Progress has been impressive, with many tourism experiences open and others actively rebuilding. Northern lights tours are scheduled to resume in February 2017.
The FMT’s annual community barbeque was held September 1, one of many gatherings that helped buoy spirits and inspire hope.
Events and high-profile concerts in the region have resumed at MacDonald Island Park, and Keyano College hosted the Canadian college national soccer championships in the fall.
“We have people coming from all over to see what we have to offer and wanting to support us,” says Creasey.
Clarity and Teamwork
Creasey believes his team has responded well to this year’s challenges because it is “solutions oriented, partner focused and community driven.”

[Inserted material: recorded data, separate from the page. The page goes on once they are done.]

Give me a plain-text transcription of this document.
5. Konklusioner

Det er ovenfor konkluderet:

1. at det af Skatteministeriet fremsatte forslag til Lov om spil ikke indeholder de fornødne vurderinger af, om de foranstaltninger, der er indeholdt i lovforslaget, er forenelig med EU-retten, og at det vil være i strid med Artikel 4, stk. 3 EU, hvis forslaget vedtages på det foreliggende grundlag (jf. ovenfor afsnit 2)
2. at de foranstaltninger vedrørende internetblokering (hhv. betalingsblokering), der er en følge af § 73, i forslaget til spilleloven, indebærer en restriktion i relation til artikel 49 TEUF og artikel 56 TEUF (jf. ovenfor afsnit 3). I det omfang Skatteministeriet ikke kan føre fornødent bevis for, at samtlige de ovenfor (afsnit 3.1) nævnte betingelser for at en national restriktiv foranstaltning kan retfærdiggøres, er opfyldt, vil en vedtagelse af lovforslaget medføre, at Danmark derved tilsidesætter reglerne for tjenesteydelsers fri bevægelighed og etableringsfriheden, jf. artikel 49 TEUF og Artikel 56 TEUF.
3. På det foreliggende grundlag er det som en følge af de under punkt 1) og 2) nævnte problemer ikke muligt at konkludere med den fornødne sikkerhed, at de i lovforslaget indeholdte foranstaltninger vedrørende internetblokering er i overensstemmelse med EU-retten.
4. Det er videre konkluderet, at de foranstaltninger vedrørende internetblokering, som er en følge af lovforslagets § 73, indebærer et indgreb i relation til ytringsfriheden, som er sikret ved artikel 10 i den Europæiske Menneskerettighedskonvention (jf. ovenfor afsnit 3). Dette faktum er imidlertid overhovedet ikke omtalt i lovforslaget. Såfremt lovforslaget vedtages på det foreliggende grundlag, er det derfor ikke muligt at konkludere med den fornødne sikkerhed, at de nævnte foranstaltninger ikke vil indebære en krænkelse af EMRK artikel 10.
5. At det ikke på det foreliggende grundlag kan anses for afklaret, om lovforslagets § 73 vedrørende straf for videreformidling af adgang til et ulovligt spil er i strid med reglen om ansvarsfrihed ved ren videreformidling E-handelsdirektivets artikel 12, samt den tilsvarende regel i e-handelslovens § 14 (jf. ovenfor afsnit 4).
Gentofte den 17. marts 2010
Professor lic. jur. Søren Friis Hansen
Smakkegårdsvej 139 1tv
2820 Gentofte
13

The key is role clarity, he says, working with government and partners to determine who should take the lead and who should provide support.
“You need to know your role and your capacity or you can drown quickly,” he says. “Don’t stick your hand up unless you know you can get to the finish line.”
Creasey also credits his team’s strong sense of connection — “we row in the same direction” — for its ability to multi-task, stay focused and respond effectively.
Focused on Growth
The coming year will be challenging for tourism in Fort McMurray, but FMT is getting out in front by developing new strategies for marketing, product development and visitor service.
They are building new opportunities in high-potential growth sectors of outdoor adventure, northern lights and sport tourism.
“When we lean on Travel Alberta, we can fast-forward our product development process — sometimes by years,” says Creasey. “It ensures we are aligned with provincial goals and messaging, and that’s good for everybody.”